We don’t want government employees to just make things up as they go along. In theory if not always in practice, we expect that our government will create rules that we can see and follow those rules reliably. The hallmark of government is consistency, and that makes blockchain technology perfect for government.
For instance, no matter where I live, I need a license from my government to drive a car, under a consistent standard established by law and policy. The government employees who verify that I meet that standard follow the same procedures for me as they did for the person before me and the person who comes next.
It’s so important to us that our government functions consistently and predictably that we create multiple layers of review… supervisors, auditors, courts, legislative committees and various sunshine laws… so that we can check and re-check the work that the government does on our behalf. These all verify that the government is using three key elements: 1) shared facts and 2) published rules that are 3) consistently executed. Blockchain operates on these same three elements.

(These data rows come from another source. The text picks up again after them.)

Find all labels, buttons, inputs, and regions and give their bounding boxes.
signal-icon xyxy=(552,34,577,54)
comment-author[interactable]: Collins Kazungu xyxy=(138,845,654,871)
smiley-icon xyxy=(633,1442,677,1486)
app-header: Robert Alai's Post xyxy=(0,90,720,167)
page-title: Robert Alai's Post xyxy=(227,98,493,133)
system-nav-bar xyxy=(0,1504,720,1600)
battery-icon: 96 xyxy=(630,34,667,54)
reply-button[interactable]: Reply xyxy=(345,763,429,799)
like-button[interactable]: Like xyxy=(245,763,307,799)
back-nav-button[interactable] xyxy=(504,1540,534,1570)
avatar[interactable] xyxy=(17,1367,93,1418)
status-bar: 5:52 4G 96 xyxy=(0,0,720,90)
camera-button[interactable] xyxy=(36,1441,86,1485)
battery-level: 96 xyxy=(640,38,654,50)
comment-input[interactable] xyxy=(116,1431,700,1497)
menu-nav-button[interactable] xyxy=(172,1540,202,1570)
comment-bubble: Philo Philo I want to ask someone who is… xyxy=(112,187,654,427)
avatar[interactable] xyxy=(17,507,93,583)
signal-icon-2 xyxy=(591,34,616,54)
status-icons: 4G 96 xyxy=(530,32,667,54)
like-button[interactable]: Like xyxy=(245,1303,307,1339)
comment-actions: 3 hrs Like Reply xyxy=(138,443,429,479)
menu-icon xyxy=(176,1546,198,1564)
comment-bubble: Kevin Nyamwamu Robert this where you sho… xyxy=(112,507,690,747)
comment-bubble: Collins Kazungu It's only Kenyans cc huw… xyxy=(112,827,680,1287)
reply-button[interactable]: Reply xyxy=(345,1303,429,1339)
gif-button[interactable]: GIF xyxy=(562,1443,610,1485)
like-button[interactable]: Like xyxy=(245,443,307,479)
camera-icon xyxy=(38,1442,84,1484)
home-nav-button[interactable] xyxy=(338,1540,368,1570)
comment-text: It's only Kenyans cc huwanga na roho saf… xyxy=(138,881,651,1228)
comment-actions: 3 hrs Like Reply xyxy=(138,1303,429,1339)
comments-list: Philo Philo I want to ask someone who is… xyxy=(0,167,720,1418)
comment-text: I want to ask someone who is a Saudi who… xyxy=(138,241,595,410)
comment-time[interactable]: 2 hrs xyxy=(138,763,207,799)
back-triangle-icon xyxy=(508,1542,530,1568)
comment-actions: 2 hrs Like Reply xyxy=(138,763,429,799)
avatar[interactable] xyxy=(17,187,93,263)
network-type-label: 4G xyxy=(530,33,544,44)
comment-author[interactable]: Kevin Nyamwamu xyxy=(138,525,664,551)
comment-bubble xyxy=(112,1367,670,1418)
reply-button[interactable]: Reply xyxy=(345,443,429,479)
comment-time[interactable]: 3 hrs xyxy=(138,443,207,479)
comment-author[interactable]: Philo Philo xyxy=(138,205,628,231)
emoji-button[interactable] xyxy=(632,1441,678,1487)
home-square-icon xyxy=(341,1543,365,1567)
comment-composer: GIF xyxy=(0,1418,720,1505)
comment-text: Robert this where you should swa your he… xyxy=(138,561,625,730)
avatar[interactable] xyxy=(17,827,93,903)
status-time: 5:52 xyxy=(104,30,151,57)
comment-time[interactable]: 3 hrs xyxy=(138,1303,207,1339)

As politicians love to say to each other, “everyone is entitled to their own opinion, but not their own facts.” For my child to attend a public school I must prove that I live within that school’s boundary area. This amounts to the school district and I agreeing to the shared fact of my place of residence, usually by referencing information stored in a third system such as a utility or leasing company database. Blockchain works in the same way. The parties, using multiple forms of assurance, agree that the blockchain ledger has integrity. This allows them to reference that information with confidence.
People everywhere want their government to publish its laws and policies. What is the voting age? Am I required to serve in the military? What is the fine for parking where I shouldn’t? A blockchain-based system always publishes its rules in a form called a “smart contract”. Just as I expect that the laws and policies governing my city are available to review, those smart contracts are available for review. The rules cannot be changed or bypassed without notifying all stakeholders, so there is never any question what the rule is (or was at a prior time).
Even when we don’t like the rules, we want to know that they are carried out the same way every time for everyone. We don’t want Wilma to pay a different sales tax than Fred when buying the same item. Because blockchain smart contracts execute the same way, every time, we know that they are applied the same way every time. Even better, blockchain protects every transaction record in a way that can’t be tampered with and can make those records available (appropriately) for inspection to those supervisors, auditors, legislators, judges and citizens.
Many governments are finding ways to reach new levels of auditability, accountability, and transparency using blockchain technologies. Across the world, governments are using or exploring blockchain for identity documents, vehicle registration, business licensing, benefits, education records, and COVID test results. The World Economic Forum recommends blockchain for public procurement, land title registries, electronic voting, corporate registries, and grant disbursements. The reason is simple… blockchain by its nature does what governments at all levels, in all nations, need to do: operate on a set of shared facts and published rules that are consistently executed.